O ministro Paulo Bernardo (Comunicações) assinou nesta terça-feira (12) a portaria que regulamenta a desoneração de investimentos em infraestrutura e redes de banda larga. O decreto que trata sobre este assunto já havia sido publicado em fevereiro, mas não trazia detalhes técnicos de como esses planos devem ser feitos para receber a desoneração do governo. A portaria, com todos os detalhes, será publicada amanhã no Diário Oficial da União.
A proposta permite que as empresas que queiram ampliar ou modernizar serviços de TV por assinatura, internet 3G e 4G fiquem isentas do pagamento de PIS (Programa de Integração Social), Cofins (Contribuição para o Financiamento da Seguridade Social) e IPI (Imposto sobre Produtos Industrializados).
Estima-se que a economia para as empresas que aderirem pode chegar a 30% do valor de cada projeto de expansão. A renúncia fiscal pode chegar a R$ 6 bilhões ao longo do período de instalação dos equipamentos, que vai até 2016.
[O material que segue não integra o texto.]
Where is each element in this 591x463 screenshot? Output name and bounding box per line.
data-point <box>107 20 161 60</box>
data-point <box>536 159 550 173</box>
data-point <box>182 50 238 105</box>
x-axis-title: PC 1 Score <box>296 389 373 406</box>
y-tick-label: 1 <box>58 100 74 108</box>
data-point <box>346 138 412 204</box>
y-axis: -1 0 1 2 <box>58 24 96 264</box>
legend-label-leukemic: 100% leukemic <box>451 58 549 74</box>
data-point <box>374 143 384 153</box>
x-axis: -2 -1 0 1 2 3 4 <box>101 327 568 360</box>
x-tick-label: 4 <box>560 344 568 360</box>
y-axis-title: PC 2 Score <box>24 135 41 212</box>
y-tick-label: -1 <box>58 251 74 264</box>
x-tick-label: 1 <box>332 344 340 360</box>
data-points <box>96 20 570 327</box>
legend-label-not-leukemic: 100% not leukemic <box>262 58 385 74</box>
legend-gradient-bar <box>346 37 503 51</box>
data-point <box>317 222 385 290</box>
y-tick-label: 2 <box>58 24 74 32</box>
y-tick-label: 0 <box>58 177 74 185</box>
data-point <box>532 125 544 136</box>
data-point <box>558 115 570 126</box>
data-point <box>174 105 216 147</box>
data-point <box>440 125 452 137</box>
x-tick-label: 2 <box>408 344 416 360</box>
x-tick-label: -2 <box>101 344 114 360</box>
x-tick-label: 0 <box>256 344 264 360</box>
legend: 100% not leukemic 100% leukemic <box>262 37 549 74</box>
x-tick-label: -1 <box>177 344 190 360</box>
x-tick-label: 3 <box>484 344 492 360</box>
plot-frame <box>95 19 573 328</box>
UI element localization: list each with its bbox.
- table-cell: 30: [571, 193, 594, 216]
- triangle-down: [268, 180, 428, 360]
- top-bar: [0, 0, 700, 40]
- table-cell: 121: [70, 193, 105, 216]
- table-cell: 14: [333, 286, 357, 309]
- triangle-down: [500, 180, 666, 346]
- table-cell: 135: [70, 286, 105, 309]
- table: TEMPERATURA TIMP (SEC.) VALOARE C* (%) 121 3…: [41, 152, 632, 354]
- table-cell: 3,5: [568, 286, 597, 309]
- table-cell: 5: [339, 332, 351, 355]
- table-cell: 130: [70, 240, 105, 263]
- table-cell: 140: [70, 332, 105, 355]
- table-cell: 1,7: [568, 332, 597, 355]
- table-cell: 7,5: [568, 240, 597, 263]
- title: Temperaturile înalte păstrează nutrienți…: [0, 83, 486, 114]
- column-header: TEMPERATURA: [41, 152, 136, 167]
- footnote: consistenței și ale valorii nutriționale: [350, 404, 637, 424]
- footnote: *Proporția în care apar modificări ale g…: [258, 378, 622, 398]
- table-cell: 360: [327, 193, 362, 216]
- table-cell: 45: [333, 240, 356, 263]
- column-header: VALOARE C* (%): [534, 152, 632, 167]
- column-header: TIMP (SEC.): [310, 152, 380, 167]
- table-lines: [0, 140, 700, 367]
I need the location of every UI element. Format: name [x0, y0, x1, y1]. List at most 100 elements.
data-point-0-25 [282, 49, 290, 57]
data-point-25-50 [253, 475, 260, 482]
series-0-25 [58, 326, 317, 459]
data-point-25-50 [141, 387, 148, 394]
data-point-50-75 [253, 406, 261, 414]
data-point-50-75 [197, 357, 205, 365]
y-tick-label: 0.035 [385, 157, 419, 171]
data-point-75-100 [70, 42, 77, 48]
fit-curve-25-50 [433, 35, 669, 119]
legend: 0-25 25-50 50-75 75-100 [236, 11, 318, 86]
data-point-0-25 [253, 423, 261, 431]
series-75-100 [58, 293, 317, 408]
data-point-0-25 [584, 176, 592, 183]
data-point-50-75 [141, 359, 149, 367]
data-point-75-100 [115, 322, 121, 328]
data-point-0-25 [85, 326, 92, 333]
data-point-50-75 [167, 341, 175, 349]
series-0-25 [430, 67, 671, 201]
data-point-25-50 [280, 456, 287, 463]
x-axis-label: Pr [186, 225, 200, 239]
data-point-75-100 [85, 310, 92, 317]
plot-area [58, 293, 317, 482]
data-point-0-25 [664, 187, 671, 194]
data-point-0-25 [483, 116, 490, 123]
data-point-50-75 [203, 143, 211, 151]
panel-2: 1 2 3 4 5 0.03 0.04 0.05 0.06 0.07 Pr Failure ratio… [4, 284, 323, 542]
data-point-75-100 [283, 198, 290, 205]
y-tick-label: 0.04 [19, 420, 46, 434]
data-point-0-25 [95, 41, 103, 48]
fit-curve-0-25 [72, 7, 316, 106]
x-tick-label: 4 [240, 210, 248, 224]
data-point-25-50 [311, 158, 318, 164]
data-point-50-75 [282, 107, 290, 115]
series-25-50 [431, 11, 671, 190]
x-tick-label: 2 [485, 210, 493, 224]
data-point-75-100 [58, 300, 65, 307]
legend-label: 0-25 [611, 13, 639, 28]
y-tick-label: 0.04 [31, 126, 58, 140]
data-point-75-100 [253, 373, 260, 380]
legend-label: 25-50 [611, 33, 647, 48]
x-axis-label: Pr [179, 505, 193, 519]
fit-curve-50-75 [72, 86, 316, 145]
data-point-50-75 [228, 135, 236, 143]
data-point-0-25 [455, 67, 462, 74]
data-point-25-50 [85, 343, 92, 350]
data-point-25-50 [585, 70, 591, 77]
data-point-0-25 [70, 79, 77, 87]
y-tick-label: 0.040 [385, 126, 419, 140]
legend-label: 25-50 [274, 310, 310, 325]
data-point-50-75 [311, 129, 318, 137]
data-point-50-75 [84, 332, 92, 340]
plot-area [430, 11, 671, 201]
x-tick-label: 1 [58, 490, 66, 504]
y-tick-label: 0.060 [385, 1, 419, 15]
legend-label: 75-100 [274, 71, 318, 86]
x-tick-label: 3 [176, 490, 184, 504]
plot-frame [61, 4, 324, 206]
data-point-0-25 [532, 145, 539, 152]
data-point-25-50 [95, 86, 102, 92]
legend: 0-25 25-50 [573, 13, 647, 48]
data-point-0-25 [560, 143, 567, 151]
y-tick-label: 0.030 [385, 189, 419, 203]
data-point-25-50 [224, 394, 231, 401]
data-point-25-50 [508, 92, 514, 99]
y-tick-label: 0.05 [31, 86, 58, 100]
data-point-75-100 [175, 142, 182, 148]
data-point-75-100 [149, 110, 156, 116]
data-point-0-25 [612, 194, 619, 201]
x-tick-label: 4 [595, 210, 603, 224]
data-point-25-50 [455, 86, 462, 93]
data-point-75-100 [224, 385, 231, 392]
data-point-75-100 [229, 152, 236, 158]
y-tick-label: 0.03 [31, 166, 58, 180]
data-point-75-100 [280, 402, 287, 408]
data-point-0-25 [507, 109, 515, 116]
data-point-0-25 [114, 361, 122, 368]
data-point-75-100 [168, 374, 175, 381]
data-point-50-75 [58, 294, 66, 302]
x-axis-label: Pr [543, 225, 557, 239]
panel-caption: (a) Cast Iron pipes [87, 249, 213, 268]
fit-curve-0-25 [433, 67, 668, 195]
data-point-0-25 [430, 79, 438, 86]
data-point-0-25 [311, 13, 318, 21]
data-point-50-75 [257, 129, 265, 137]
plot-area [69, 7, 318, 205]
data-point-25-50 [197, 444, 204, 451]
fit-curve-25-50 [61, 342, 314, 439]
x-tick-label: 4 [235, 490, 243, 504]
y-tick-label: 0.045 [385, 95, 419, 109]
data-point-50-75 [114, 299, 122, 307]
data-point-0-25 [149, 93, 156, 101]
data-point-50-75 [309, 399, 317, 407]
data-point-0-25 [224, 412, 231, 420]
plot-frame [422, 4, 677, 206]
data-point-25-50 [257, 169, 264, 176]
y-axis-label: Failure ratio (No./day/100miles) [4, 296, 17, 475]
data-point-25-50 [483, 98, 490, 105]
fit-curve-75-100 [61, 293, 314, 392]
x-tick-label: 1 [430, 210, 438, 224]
Em contrapartida, o governo espera ter um investimento adicional de R$ 18 bilhões por parte das teles graças à implementação desses projetos. "Queremos expandir serviço de internet por satélite, TV por assinatura e com isso, com aumento da infraestrutura ter internet de melhor qualidade. Acirrar a concorrência no setor. Enfim, ter melhor atendimento", disse. Segundo o ministro, a demanda dos consumidores pelos serviços de telecomunicações é muito mais intensa que os investimentos feitos pelas empresas.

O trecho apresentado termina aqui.